A Reflection from a Mother on the Field

He will cover you with his feathers, and under his wings you will find refuge; his faithfulness will be your shield and rampart. (Psalm 91:4)

While pregnant with my first child, I read an article that explained that during pregnancy and the first few years of motherhood there is a heightened sense of alertness that occurs in a mother’s body. Hormones are reprogrammed to be hyper alert in order to protect the life of a new child. Reading this on paper (or screen rather!) was one thing, but I got to experience this first-hand during the next few years. Towards the end of my pregnancy, the political situation where we were living started to change, becoming increasingly intense. Shortly after giving birth to my first child, our country entered a season of troubles, marked by terror attacks throughout the country (and in our city) over the next few years. As a new mother, I began to experience this hormonal rush of protection and alertness in a very literal and challenging way. Not only was I trying to figure out how to babyproof my home effectively at every stage of development, but I had the added stress of the threat of terror attacks.

As someone who is more anxiety-prone, how all of these dynamics came together in my world was a lot to manage. I wrestled with my desires to want to control everything and know how everything would turn out. Many aspects of child-rearing as well as the political dynamics were completely beyond the scope of my control.  In grappling with this tension, I was serving on a team and in a church with no other mothers of small children. I became aware of my need for input and support from others in a similar situation. Wrestling with my thoughts and fears alone simply was not enough, so I decided to reach out to other Believing expat moms I was acquainted with. We began gathering together to socialize, share devotionals, and have our children play together. 

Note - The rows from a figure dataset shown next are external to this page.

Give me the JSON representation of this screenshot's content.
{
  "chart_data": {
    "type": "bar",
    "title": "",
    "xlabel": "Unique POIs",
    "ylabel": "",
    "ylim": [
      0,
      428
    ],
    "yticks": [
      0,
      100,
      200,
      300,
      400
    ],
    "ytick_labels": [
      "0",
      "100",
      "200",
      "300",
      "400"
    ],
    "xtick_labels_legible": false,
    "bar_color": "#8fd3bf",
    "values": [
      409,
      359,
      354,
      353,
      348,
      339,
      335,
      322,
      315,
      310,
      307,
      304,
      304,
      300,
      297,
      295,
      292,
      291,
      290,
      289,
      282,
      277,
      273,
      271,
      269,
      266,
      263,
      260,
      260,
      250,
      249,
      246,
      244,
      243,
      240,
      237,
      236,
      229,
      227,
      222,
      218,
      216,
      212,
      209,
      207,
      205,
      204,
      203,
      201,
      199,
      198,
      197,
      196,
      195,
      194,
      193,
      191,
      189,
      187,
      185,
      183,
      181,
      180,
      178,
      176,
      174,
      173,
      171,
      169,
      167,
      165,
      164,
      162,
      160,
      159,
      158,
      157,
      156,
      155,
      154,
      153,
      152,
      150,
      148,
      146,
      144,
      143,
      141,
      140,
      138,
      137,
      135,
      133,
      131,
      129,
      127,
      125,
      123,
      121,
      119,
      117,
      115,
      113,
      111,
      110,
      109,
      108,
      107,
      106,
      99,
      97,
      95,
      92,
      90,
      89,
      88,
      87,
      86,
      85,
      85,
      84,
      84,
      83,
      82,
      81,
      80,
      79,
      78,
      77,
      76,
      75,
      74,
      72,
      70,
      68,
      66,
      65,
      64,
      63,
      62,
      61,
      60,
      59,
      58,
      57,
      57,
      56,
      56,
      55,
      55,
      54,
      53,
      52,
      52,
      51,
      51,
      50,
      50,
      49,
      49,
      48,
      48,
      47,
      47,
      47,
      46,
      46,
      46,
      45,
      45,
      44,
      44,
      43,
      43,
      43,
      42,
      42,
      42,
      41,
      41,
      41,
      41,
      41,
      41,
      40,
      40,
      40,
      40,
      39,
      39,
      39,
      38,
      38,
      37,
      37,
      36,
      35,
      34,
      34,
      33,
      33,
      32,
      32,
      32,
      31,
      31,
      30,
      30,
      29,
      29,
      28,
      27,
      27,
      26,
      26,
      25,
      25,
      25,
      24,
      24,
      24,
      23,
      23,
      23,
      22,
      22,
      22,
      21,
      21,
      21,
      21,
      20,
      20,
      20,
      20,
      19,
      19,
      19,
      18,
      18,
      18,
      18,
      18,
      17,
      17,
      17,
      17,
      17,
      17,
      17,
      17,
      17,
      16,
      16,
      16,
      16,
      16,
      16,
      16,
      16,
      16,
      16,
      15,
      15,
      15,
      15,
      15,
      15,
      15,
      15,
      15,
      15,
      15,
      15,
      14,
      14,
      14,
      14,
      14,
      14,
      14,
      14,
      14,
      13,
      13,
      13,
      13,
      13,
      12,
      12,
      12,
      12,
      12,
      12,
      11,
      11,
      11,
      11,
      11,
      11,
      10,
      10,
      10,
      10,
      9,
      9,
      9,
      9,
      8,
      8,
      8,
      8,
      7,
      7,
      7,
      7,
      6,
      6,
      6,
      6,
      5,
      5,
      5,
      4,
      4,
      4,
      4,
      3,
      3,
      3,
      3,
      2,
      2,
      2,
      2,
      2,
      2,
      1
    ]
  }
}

In that unique season of motherhood and political turmoil we found ourselves in, our bi-weekly gatherings over coffee and prayer were a balm for our weary souls. (Let’s face it – all moms of babies and toddlers have weary souls on some level, even if it’s merely due to sleeplessness!) In our togetherness, we shared our challenges. We also encouraged each other with the things we were learning about ourselves, our children and ultimately about our loving, Heavenly Father. In this shared fellowship, I was encouraged to embrace the lack of control, grow in faith and trust, and ultimately grow in confidence that God truly loved my child even more than I ever could.  

Years have passed since we gathered and most of those dear friends no longer live here. The things we face in our country of residence and in parenting look different too. Yet, in each stage of change and adjustment, the Lord continues to do His beautiful work of renewal in me. He is continuing to teach me that there is no perfect mother, so I do not have to worry about being one. I can look to Him and He will fill me with energy, wisdom and discernment for each task that comes my way. I cannot control the circumstances of the city where I reside, or the troubles facing the whole world. I also cannot control my child’s development and behavior (this can be harder to accept). Embracing these realities brings freedom. I have a Heavenly Father who is over all of these things and He is guiding me as I mother. He is providing wisdom and protection every day and in every stage. As I lean into His feathers of peace and comfort, I am more able to be that safe place for my child, too.